From functional imaging and lesion studies, we know that…

A

many brain regions support both speech comprehension and production.

Language involves a lot of different brain areas. Different individuals may rely on different regions more than others for language.

31
Q

Speech production and its many cognitive processing steps

A
  • Aphasia is likely to result from many different lesion sites and the association of damage to one region does not exclude the involvement of other regions.

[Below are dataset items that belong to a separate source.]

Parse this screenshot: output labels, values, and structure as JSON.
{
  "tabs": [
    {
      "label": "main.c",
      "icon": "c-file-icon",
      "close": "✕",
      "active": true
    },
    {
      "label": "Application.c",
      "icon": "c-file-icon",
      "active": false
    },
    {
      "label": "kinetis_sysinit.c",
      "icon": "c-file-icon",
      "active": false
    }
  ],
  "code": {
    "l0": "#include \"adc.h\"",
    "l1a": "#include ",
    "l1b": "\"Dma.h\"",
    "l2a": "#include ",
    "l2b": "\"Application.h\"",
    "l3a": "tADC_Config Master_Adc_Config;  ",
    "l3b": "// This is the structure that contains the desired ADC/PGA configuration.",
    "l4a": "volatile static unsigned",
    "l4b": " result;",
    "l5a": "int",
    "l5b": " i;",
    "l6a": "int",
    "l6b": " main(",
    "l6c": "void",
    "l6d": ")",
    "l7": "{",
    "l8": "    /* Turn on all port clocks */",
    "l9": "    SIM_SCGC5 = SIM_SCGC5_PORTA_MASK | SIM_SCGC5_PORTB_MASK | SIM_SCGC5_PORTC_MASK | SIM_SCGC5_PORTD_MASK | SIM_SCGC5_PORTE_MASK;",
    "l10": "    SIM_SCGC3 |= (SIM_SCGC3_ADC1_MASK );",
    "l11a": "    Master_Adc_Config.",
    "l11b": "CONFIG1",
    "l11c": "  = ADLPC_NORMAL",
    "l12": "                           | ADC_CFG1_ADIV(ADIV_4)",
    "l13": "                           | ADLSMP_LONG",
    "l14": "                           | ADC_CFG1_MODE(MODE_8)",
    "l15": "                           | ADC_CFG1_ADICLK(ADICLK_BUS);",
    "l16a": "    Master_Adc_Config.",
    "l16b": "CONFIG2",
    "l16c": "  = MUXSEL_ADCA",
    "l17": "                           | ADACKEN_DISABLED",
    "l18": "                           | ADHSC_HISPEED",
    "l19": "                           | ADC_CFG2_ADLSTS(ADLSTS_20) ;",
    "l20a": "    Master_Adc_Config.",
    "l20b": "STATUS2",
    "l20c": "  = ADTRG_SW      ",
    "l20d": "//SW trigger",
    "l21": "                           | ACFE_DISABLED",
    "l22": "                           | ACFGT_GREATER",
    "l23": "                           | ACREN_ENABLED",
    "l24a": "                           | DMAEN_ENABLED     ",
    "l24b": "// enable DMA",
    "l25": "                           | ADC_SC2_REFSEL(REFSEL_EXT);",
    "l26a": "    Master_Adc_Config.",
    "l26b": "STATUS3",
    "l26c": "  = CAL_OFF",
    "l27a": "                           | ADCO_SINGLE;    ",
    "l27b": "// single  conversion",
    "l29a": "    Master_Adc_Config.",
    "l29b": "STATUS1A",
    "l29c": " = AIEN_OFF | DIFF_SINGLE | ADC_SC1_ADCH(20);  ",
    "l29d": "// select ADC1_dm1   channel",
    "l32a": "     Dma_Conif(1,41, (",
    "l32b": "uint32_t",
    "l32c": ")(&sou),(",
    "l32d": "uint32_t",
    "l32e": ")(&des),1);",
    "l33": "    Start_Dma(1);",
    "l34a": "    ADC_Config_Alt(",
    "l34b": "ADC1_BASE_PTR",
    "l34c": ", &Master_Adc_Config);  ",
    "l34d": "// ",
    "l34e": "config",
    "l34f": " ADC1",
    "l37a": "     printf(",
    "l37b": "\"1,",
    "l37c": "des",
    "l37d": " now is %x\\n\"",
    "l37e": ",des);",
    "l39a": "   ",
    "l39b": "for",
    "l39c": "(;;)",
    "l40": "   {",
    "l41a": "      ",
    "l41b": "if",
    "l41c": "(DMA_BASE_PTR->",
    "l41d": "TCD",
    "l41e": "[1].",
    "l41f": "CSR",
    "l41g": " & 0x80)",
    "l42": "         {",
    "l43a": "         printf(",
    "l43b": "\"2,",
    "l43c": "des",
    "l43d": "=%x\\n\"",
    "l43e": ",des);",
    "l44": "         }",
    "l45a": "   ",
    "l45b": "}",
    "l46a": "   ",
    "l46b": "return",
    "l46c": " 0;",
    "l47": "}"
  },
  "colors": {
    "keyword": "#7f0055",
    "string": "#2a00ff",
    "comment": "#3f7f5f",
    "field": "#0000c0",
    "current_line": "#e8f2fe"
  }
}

fMRI studies have shown that the main sources of between subject variability in task-dependent brain activity reflect different ways of doing the same task.
→ If alternative neural systems are available to support speech production, then selective disruption to one area (e.g. Broca’s area) may only have a transient effect (on speech production).

32
Q

Schematic and hypothetical
illustration of the effects of
lesions (grey hatched areas) when
there are two alternative
pathways (orange and pink) to
the same output (red).

A

**The effect of the lesion depends on whether one of the pathways remains intact.
Although this is more likely after a small lesion, it is not so much the size of the lesion that matters but
where the lesion occurs.
For example:
- the middle configuration has a small lesion that knocks out one area that is critical to both pathways
- the left configuration has a large lesion that leaves one pathway intact.
- the right configuration illustrates how damage to two pathways can have a much more devastating
effect than damage to one pathway

Lesions in each of the regions may cause their own functional
impairment but the combination of multiple regions of damage may have a much greater effect on behavior than the sum of the effect of each region alone.
The effect of the lesion on recovery will influence the most appropriate type of therapy.

33
Q

Lesion to Disorder

A
  • Each lesion is different
  • They can affect gray mater or white matter
  • Effects can be different in different individuals (lesions in similar location in two patients can have different effects and recovery patterns - this is why it is important to always test the patient)
    →Factors that might underlie the inconsistency across patients with similar lesions include: co-morbidity, age, handedness, gender, hearing, vision, education, premorbid learning ability, motivation to relearn, attention, working memory, multilingual experience, ethnicity, social and cultural background (Price et al. 2010) do not need to know these by heart
  • We can try to predict from what we know about the brain and which brain region does what, but it’s just theory, there is no one to one correspondence that is always true.